Erik Swartz said that he is chairing a committee formed by the senior vice provost, to deal with the issue covered by this motion. He said that the administration has arranged for a separate section in Blackboard to be created, which would not be accessible by the instructor. However, the return rate is much lower for on-line evaluations, and some of the questions are not applicable. Several reminders should be sent to the students, regarding the on-line evaluations. The original motion passed unanimously except for two abstentions.
IX. Update from the senate’s Academic Affairs Committee – The chair of this committee said that he will bring to the senate at a later time the charges on monitoring the university’s study away policy and on outcomes assessment. He said that, a few years ago, there was a violation of shared governance in the alteration of the fee structure for study away. As a result, a summit meeting was called of all the study-abroad leadership; and his committee will review the results of that process. Secondly, outcomes assessment is a complicated issue. One and a half years ago a pilot program for outcomes assessment was approved. He added that soon the Academic Affairs Committee will present to the senate a motion regarding continuing the pilot study and that the committee will then consider how much or whether to review outcomes assessment.
X. Recommendation on the Behavioral Intervention Team – Barbara White, who is the chair of the Student Affairs Committee, said that the Behavioral Intervention Team is available to assist faculty with student issues which may pose harm to the individual student or to others. The Student Affairs Committee met with Dr.
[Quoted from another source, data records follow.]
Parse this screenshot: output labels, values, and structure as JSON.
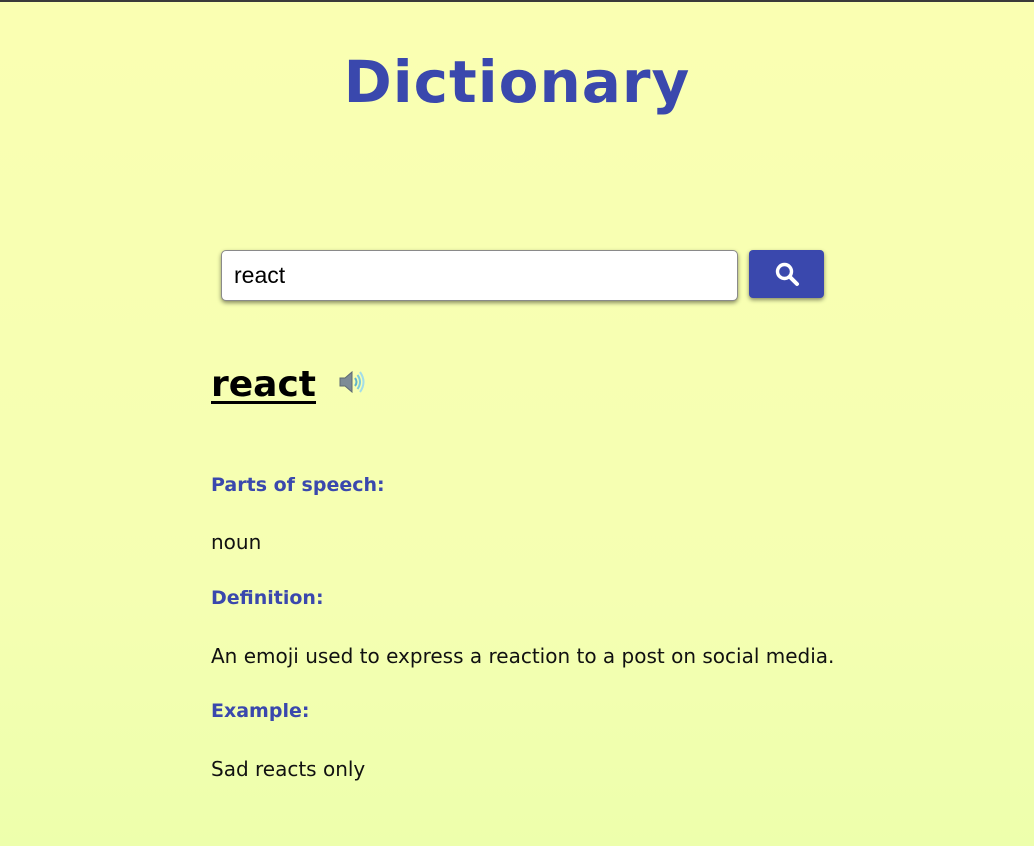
{
  "header": {
    "title": "Dictionary"
  },
  "search": {
    "value": "react",
    "button_icon": "search-icon"
  },
  "result": {
    "word": "react",
    "audio_icon": "speaker-icon",
    "parts_of_speech_label": "Parts of speech:",
    "parts_of_speech": "noun",
    "definition_label": "Definition:",
    "definition": "An emoji used to express a reaction to a post on social media.",
    "example_label": "Example:",
    "example": "Sad reacts only"
  },
  "colors": {
    "accent": "#3a48ad",
    "background": "#f7ffb2",
    "text": "#111111"
  }
}
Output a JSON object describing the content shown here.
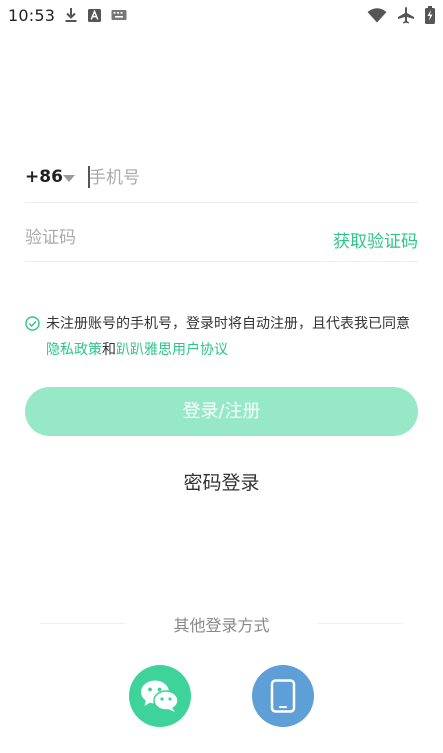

Anne Lawing and requested that she and Dr. David Cross present information about the BIT to the faculty senate. On behalf of the Student Affairs Committee, Barbara White moved that the Student Affairs Committee recommends that members of the Faculty Senate review with their faculty colleagues the information from the Behavioral Intervention Team’s presentation to the senate on 10/19/09 and consider inviting Drs. Lawing and/or Cross to present at a departmental faculty meeting or college/school gathering. The senate voted unanimously to table the motion until the next senate meeting.
XI. Adjournment – The meeting was adjourned.